Multimodal AI
Multimodal AI refers to systems that process and connect multiple types of data (images, text, audio, video, or sensor readings) within a single model. A text-only chatbot is unimodal. A model that can look at a photo, read a question about it, and speak an answer is multimodal. The key distinction is that multimodal models learn relationships between modalities, not just process them in parallel: they understand that the word dog corresponds to the visual pattern of a dog.
Modern multimodal AI centers on transformer architectures that handle multiple input types through tokenization. Images become patch tokens (via ViT), text becomes word tokens (via BPE), and audio becomes spectrogram tokens.

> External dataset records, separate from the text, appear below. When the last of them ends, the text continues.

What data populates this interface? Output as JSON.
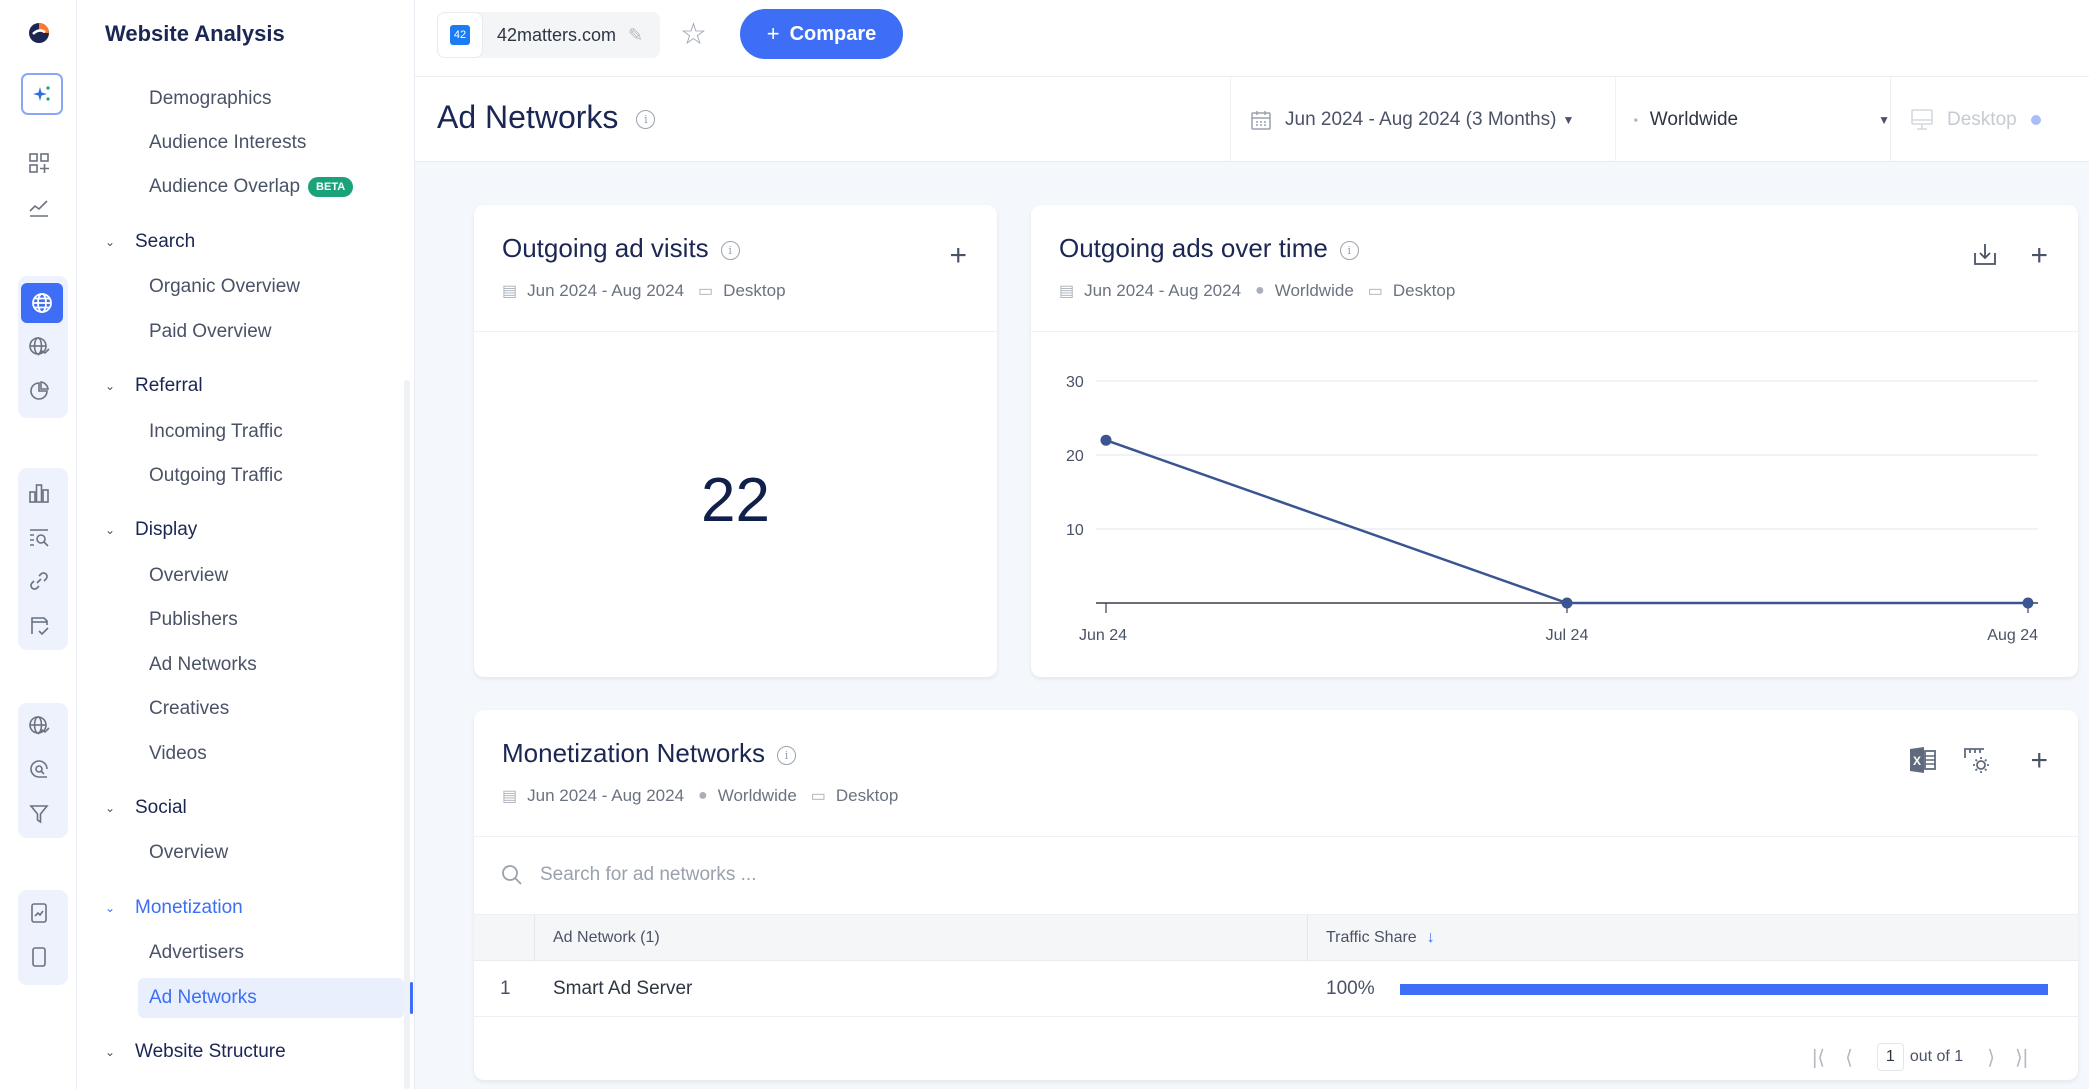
{
  "app": {
    "section_title": "Website Analysis",
    "brand_colors": {
      "accent": "#3d6ef5",
      "beta": "#1aa37a",
      "line": "#3b5592"
    }
  },
  "rail": {
    "icons": [
      "brand-logo-icon",
      "ai-sparkle-icon",
      "dashboard-add-icon",
      "trend-icon",
      "globe-icon",
      "globe-trend-icon",
      "pie-chart-icon",
      "bar-chart-icon",
      "keyword-search-icon",
      "link-icon",
      "checklist-icon",
      "globe-trend-icon",
      "search-at-icon",
      "funnel-icon",
      "report-icon",
      "mobile-icon"
    ]
  },
  "sidebar": {
    "items": [
      {
        "type": "item",
        "label": "Demographics"
      },
      {
        "type": "item",
        "label": "Audience Interests"
      },
      {
        "type": "item",
        "label": "Audience Overlap",
        "badge": "BETA"
      },
      {
        "type": "section",
        "label": "Search"
      },
      {
        "type": "item",
        "label": "Organic Overview"
      },
      {
        "type": "item",
        "label": "Paid Overview"
      },
      {
        "type": "section",
        "label": "Referral"
      },
      {
        "type": "item",
        "label": "Incoming Traffic"
      },
      {
        "type": "item",
        "label": "Outgoing Traffic"
      },
      {
        "type": "section",
        "label": "Display"
      },
      {
        "type": "item",
        "label": "Overview"
      },
      {
        "type": "item",
        "label": "Publishers"
      },
      {
        "type": "item",
        "label": "Ad Networks"
      },
      {
        "type": "item",
        "label": "Creatives"
      },
      {
        "type": "item",
        "label": "Videos"
      },
      {
        "type": "section",
        "label": "Social"
      },
      {
        "type": "item",
        "label": "Overview"
      },
      {
        "type": "section",
        "label": "Monetization",
        "active": true
      },
      {
        "type": "item",
        "label": "Advertisers"
      },
      {
        "type": "item",
        "label": "Ad Networks",
        "active": true
      },
      {
        "type": "section",
        "label": "Website Structure"
      }
    ]
  },
  "topbar": {
    "favicon_text": "42",
    "domain": "42matters.com",
    "compare_label": "Compare"
  },
  "header": {
    "page_title": "Ad Networks",
    "date_filter": "Jun 2024 - Aug 2024 (3 Months)",
    "geo_filter": "Worldwide",
    "device_filter": "Desktop"
  },
  "cards": {
    "visits": {
      "title": "Outgoing ad visits",
      "date": "Jun 2024 - Aug 2024",
      "device": "Desktop",
      "value": "22"
    },
    "over_time": {
      "title": "Outgoing ads over time",
      "date": "Jun 2024 - Aug 2024",
      "geo": "Worldwide",
      "device": "Desktop"
    },
    "networks": {
      "title": "Monetization Networks",
      "date": "Jun 2024 - Aug 2024",
      "geo": "Worldwide",
      "device": "Desktop",
      "search_placeholder": "Search for ad networks ...",
      "columns": [
        "Ad Network (1)",
        "Traffic Share"
      ],
      "rows": [
        {
          "rank": "1",
          "name": "Smart Ad Server",
          "share_label": "100%",
          "share": 1.0
        }
      ],
      "pager": {
        "page": "1",
        "of_label": "out of 1"
      }
    }
  },
  "chart_data": {
    "type": "line",
    "title": "Outgoing ads over time",
    "categories": [
      "Jun 24",
      "Jul 24",
      "Aug 24"
    ],
    "series": [
      {
        "name": "Outgoing ads",
        "values": [
          22,
          0,
          0
        ]
      }
    ],
    "yticks": [
      10,
      20,
      30
    ],
    "ylim": [
      0,
      30
    ],
    "xlabel": "",
    "ylabel": "",
    "grid": true,
    "legend": "none"
  }
}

Once tokenized, different modalities can be processed in the same transformer. VLMs are the largest category of multimodal AI in computer vision, but the space also includes text-to-image models (Stable Diffusion, DALL-E), video-language models (Cosmos, VideoLLaMA), audio-visual models, and multimodal agents that combine perception with action.

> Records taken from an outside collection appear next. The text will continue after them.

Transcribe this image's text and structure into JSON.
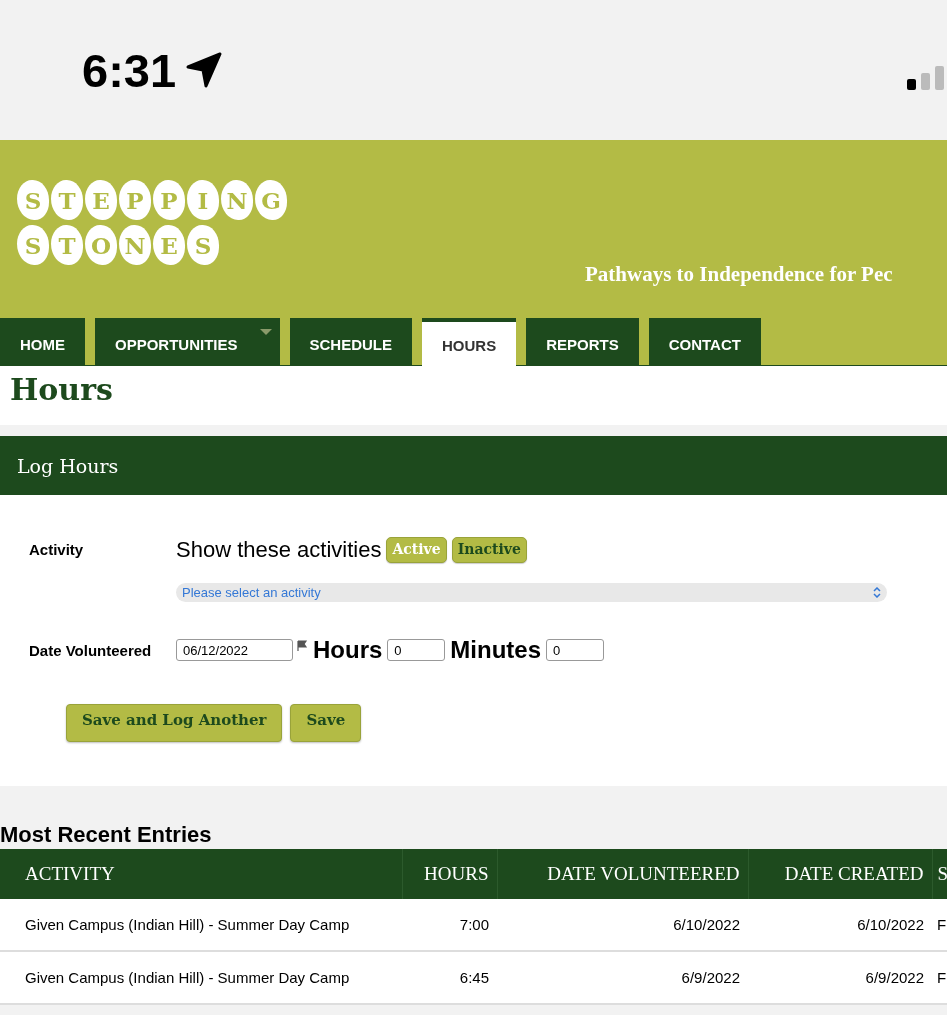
{
  "status_bar": {
    "time": "6:31"
  },
  "header": {
    "logo_lines": [
      [
        "S",
        "T",
        "E",
        "P",
        "P",
        "I",
        "N",
        "G"
      ],
      [
        "S",
        "T",
        "O",
        "N",
        "E",
        "S"
      ]
    ],
    "tagline": "Pathways to Independence for Pec"
  },
  "tabs": [
    {
      "label": "HOME",
      "selected": false,
      "has_menu": false
    },
    {
      "label": "OPPORTUNITIES",
      "selected": false,
      "has_menu": true
    },
    {
      "label": "SCHEDULE",
      "selected": false,
      "has_menu": false
    },
    {
      "label": "HOURS",
      "selected": true,
      "has_menu": false
    },
    {
      "label": "REPORTS",
      "selected": false,
      "has_menu": false
    },
    {
      "label": "CONTACT",
      "selected": false,
      "has_menu": false
    }
  ],
  "page_title": "Hours",
  "log_hours": {
    "title": "Log Hours",
    "activity_label": "Activity",
    "filter_label": "Show these activities",
    "filters": [
      {
        "label": "Active",
        "selected": true
      },
      {
        "label": "Inactive",
        "selected": false
      }
    ],
    "activity_select": {
      "placeholder": "Please select an activity"
    },
    "date_label": "Date Volunteered",
    "date_value": "06/12/2022",
    "hours_label": "Hours",
    "hours_value": "0",
    "minutes_label": "Minutes",
    "minutes_value": "0",
    "buttons": [
      "Save and Log Another",
      "Save"
    ]
  },
  "recent": {
    "title": "Most Recent Entries",
    "columns": [
      "ACTIVITY",
      "HOURS",
      "DATE VOLUNTEERED",
      "DATE CREATED",
      "S"
    ],
    "rows": [
      [
        "Given Campus (Indian Hill) - Summer Day Camp",
        "7:00",
        "6/10/2022",
        "6/10/2022",
        "F"
      ],
      [
        "Given Campus (Indian Hill) - Summer Day Camp",
        "6:45",
        "6/9/2022",
        "6/9/2022",
        "F"
      ]
    ]
  }
}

Multimodal AI powers document processing (OCR + layout + language understanding), video surveillance (visual detection + audio analysis), autonomous driving (camera + LiDAR + radar fusion), medical diagnostics (imaging + clinical notes + lab data), and retail analytics (product images + reviews + sales data). The trend is toward models that handle more modalities and longer contexts, with recent models processing images, video, audio, and text in a single forward pass.